Life has changed a lot (as it has for all of us). We are in Day 5 of the lockdown, with many still flouting the rules. I'm sure the lockdown will last more than 4 weeks.

Reportedly, there are still up to 200,000 tourists in the country. To put this into perspective, New Zealand has a population of less than 5 million.

When my husband returns from the hospital where he still works 5 days a week, I clean the soles of his shoes and mobile with 70% alcohol and he immediately takes a shower. Our region, the Southern District (which includes Dunedin, Wanaka, Queenstown, Invercargill, Oamaru, and places between) on a per head of population basis is hardest hit by Covid-19. But we're only beginning to see its effects.

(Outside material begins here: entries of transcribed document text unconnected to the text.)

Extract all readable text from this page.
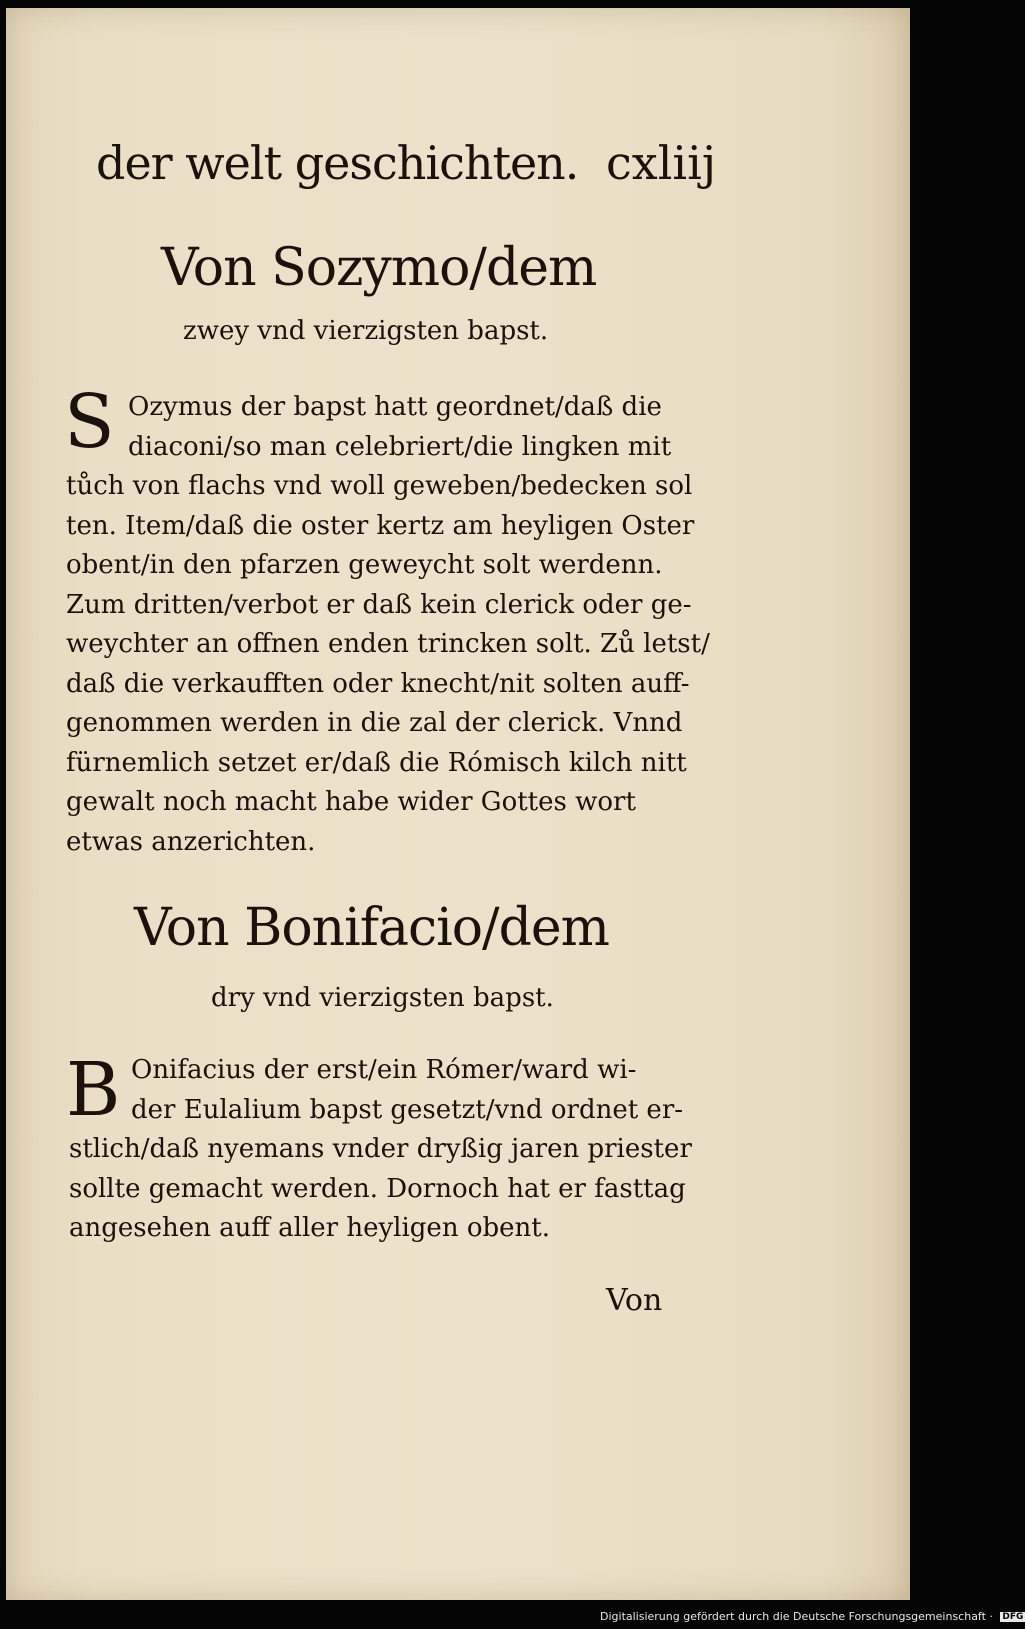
der welt geschichten. cxliij

Von Sozymo/dem

zwey vnd vierzigsten bapst.

S Ozymus der bapst hatt geordnet/daß die
diaconi/so man celebriert/die lingken mit
tůch von flachs vnd woll geweben/bedecken sol
ten. Item/daß die oster kertz am heyligen Oster
obent/in den pfarzen geweycht solt werdenn.
Zum dritten/verbot er daß kein clerick oder ge-
weychter an offnen enden trincken solt. Zů letst/
daß die verkaufften oder knecht/nit solten auff-
genommen werden in die zal der clerick. Vnnd
fürnemlich setzet er/daß die Rómisch kilch nitt
gewalt noch macht habe wider Gottes wort
etwas anzerichten.

Von Bonifacio/dem

dry vnd vierzigsten bapst.

B Onifacius der erst/ein Rómer/ward wi-
der Eulalium bapst gesetzt/vnd ordnet er-
stlich/daß nyemans vnder dryßig jaren priester
sollte gemacht werden. Dornoch hat er fasttag
angesehen auff aller heyligen obent.

Von

Digitalisierung gefördert durch die Deutsche Forschungsgemeinschaft · DFG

When we bring back groceries from the supermarket, I wash them with soap and water before I place them in fridge (if that's where they're going). The shopping bags get a treatment of bleach and get set outside. I'll wear a mask when I next go to the supermarket, where the employees now wear masks and gloves because they're frontline-essential workers, too. Very luckily, we can find lots of food and even toilet paper on the supermarket shelves.

I'm so glad you made it out of New Zealand on time. Please stay safe in Seattle, a lovely city that I've enjoyed visiting on several occasions. My husband was born and raised in not-too-far-away Puyallup. I feel that, more than ever, we are all connected.

Last edited by Diamantina; Mar 30th, 2020 at 12:02 AM.